I once asked a friend how much he’d be willing to pay to have the (very good) television series Firefly revived and continued for one season. He said $30, reasoning that this is roughly the price for a TV series on DVD. It was an interesting response, because the price I thought I’d be willing to pay was at least an order of magnitude higher–I was thinking somewhere between $300-$1000.
I suspect this rather large difference in willingness to pay stemmed neither from me being wealthier nor from my liking the show more. Rather, we were just thinking about the question differently. I was trying to assess my reservation price–the point at which I would be indifferent between buying and not buying the product. My friend was giving the price point that he would expect a store to charge. The difference between our two prices is consumer surplus. Like my friend, I expect that were Firefly extended and sold as DVD boxed sets in stores, its price probably would be $30. That’s what I’d expect to pay. However, I’d actually be willing to pay a whole lot more. As would, I suspect, my friend.
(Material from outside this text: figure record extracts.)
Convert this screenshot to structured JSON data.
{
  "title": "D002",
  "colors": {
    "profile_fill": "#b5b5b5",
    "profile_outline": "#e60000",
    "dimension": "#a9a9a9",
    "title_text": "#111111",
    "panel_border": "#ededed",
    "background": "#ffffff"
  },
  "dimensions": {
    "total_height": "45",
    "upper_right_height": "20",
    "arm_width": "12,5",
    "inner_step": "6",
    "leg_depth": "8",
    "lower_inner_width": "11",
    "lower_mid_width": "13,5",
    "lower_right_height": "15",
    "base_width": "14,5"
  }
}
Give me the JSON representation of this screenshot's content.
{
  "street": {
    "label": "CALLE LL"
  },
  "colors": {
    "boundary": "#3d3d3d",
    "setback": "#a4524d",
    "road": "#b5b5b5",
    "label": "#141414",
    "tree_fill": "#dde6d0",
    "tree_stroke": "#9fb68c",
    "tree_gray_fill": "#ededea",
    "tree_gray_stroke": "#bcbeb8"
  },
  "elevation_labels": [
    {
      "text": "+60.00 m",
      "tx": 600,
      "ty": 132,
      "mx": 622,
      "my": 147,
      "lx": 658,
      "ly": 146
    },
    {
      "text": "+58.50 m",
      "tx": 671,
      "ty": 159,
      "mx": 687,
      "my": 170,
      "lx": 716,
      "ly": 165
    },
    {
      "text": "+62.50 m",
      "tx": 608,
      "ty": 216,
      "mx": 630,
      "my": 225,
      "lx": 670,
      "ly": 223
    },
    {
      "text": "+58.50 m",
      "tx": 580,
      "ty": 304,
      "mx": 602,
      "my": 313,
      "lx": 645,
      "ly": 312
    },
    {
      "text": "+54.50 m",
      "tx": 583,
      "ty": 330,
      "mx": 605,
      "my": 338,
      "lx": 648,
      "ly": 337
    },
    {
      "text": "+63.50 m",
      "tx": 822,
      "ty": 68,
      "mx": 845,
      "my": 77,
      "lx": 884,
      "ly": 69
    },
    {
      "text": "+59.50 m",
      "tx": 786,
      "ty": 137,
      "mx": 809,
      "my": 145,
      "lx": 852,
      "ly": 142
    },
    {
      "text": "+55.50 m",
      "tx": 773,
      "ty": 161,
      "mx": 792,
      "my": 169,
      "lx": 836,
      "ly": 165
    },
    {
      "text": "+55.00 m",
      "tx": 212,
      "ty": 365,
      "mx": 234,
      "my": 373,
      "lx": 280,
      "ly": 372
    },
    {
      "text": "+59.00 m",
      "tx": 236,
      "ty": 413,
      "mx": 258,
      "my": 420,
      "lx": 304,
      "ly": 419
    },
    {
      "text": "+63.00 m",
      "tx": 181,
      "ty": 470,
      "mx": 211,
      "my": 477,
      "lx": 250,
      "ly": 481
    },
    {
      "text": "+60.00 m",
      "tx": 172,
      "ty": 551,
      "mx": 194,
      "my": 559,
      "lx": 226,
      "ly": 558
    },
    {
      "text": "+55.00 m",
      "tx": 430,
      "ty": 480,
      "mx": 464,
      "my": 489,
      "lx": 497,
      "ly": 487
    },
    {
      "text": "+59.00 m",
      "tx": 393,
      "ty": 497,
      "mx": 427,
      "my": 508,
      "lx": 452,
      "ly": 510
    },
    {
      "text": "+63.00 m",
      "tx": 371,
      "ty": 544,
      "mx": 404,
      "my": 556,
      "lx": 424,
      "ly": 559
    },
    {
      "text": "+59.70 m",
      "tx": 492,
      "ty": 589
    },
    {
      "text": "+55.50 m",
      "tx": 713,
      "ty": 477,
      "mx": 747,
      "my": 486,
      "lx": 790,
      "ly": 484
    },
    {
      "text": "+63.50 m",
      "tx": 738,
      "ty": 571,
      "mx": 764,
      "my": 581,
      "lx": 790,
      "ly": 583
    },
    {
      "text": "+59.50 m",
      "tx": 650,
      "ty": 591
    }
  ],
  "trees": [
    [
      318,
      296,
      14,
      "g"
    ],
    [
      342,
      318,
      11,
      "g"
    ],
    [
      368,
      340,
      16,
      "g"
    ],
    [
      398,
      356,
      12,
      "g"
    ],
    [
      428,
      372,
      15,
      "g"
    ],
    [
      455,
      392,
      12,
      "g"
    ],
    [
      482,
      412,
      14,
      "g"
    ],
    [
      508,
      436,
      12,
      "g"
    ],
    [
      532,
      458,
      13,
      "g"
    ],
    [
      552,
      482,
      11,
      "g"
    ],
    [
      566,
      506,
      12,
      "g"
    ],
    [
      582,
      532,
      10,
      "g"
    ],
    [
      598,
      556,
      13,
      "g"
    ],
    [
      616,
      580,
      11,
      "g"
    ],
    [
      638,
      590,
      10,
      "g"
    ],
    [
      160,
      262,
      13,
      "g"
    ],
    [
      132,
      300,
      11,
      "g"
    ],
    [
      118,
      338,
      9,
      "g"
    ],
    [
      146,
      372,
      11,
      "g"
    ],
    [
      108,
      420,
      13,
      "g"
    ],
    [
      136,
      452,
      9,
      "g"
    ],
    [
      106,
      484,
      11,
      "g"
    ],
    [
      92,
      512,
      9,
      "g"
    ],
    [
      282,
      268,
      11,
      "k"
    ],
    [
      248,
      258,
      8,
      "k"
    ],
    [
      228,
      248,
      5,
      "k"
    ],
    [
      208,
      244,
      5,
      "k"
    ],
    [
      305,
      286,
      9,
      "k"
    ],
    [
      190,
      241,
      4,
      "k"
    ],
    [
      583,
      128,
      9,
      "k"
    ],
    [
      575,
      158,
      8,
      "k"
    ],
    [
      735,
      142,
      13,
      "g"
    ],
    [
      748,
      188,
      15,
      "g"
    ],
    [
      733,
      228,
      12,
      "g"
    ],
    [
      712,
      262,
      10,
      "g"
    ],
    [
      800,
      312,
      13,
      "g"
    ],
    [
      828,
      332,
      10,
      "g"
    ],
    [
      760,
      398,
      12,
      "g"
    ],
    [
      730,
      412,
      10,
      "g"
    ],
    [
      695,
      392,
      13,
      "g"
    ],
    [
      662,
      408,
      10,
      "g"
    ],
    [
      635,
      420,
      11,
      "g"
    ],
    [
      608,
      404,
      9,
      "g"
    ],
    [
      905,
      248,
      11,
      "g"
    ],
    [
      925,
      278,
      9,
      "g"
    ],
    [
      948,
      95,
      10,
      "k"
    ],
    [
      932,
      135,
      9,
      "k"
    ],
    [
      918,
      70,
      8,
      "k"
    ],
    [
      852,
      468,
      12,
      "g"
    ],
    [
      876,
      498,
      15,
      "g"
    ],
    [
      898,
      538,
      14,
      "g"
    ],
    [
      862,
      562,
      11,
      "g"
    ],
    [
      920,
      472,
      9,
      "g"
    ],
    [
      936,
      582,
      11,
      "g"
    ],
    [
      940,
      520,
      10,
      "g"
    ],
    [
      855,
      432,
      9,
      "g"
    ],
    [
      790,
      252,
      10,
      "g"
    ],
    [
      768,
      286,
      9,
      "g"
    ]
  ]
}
Thinking in terms of reservation price has two benefits. First, it provides a more accurate estimate of wealth. My Netflix membership might cost $240 per year, but the value I derive from it is significantly higher, since it allows me to discover and view gems like Firefly. The same applies to my refrigerator (rented), facebook, and other goods–their price does not capture their value. Second, recognizing that products often have far more value to their customers than the going price would indicate may open up new potential business models. If Firefly season two can become profitable when X people buy it for $30, it can also become profitable when X/10 people buy it for $300. At a time when the accelerated communication technologies are disrupting everything, these insights may prove valuable.